# Bitcoin-Öl-Update des Tages (9. August 2026)

Die 3 wichtigsten Dinge heute

1. Der BIP-110-Softfork scheitert im offiziellen Versuch; einzelne Knoten spalten sich ab

Bei der Blockhöhe 961.632 beginnen Knoten, die BIP-110 unterstützen (der Softfork-Vorschlag zur temporären Einschränkung von nicht-finanziellen Daten, u. a. für Ordinals „Müll-Daten“), Blöcke ohne entsprechendes Signal zurückzuweisen. Dadurch entsteht eine Minderheitskette, die nicht mit der Hauptkette kompatibel ist. Die Signal-Quote der Miner liegt nur bei etwa 2,6 % und damit weit unter der Aktivierungsschwelle. Michael Saylor, Adam Back, David Bailey und andere haben sich eindeutig geäußert: Bitcoin läuft wie vorgesehen; der Vorschlag ist nicht mehr relevant oder gescheitert.

Warum wichtig: Das ist eine der heftigsten Kontroversen auf Protokollebene der letzten Jahre. Es geht um erzwungene Aktivierung durch Knoten vs. Miner-Konsens, um das Fortbestehen des Ordinals-Ökosystems und um die Umsetzbarkeit von nutzeraktivierten Softforks.
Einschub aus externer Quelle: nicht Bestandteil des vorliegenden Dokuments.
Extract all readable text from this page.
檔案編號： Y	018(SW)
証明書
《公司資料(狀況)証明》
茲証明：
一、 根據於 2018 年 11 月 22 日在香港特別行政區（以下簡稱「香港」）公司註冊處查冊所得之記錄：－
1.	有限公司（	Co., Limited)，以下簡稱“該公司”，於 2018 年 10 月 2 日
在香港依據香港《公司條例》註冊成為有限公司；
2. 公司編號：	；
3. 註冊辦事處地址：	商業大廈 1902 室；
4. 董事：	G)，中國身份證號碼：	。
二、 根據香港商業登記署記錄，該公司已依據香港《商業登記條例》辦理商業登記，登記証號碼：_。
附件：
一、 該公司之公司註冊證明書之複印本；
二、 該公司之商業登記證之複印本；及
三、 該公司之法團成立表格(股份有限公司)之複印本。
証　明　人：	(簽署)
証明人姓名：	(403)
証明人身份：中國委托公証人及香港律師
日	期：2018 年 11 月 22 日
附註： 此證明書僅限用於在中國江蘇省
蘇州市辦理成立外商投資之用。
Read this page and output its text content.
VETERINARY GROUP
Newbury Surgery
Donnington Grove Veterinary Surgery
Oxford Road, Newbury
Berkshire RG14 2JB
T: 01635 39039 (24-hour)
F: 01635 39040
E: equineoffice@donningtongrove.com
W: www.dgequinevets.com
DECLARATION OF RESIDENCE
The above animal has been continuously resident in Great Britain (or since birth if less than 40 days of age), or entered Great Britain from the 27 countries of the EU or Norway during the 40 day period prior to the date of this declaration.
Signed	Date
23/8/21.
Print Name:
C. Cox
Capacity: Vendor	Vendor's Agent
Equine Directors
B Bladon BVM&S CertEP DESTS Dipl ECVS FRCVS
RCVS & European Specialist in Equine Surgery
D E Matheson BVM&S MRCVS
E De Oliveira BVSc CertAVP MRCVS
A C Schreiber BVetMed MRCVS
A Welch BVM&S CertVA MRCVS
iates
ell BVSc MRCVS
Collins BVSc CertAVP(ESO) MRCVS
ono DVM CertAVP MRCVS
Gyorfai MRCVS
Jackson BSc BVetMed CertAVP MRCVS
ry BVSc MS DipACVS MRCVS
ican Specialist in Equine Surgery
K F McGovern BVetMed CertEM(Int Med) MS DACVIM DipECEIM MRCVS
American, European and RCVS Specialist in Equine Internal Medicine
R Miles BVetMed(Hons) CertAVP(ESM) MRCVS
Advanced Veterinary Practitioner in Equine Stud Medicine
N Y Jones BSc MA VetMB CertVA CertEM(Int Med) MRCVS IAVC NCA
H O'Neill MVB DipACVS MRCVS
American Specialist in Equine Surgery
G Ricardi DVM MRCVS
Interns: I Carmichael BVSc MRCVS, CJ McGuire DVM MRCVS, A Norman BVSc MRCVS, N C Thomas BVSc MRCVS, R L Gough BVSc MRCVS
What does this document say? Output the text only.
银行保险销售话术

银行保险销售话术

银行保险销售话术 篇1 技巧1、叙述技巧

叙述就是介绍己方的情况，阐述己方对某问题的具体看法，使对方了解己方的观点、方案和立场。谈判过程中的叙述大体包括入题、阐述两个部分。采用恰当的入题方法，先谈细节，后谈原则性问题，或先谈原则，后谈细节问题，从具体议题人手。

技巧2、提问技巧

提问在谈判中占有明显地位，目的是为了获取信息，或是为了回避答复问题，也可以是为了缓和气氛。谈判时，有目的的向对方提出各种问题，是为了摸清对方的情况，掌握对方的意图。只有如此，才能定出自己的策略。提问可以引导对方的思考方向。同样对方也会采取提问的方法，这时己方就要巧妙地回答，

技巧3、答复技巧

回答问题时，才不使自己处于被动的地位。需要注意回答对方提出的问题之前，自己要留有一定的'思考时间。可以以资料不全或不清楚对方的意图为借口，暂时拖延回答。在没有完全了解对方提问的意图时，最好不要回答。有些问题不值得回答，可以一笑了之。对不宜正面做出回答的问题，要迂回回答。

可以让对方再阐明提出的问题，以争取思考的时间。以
Hohe Reichweite, hohe Kontroverse – ein direkter Test für die Governance-Robustheit von Bitcoin.
Möglicher Einfluss: Neutral bis vorteilhaft (stabilere Hauptkette, geringeres Risiko einer größeren Spaltung; Niederlage für das Anti-Ordinals-Lager).

2. US-Spot-Bitcoin-ETFs verzeichnen die beste wöchentliche Zuflussbilanz seit April

Im vergangenen Wochenverlauf verzeichneten die Spot-Bitcoin-ETFs Nettozuflüsse von etwa 850 Mio.–1,0 Mrd. USD (geringe Abweichungen je nach Datenquelle). Mehrere Tage in Folge waren die Zuflüsse positiv; BlackRock IBIT liefert rund 80 %.
Der BTC-Preis schwankt rund um 65.000 USD.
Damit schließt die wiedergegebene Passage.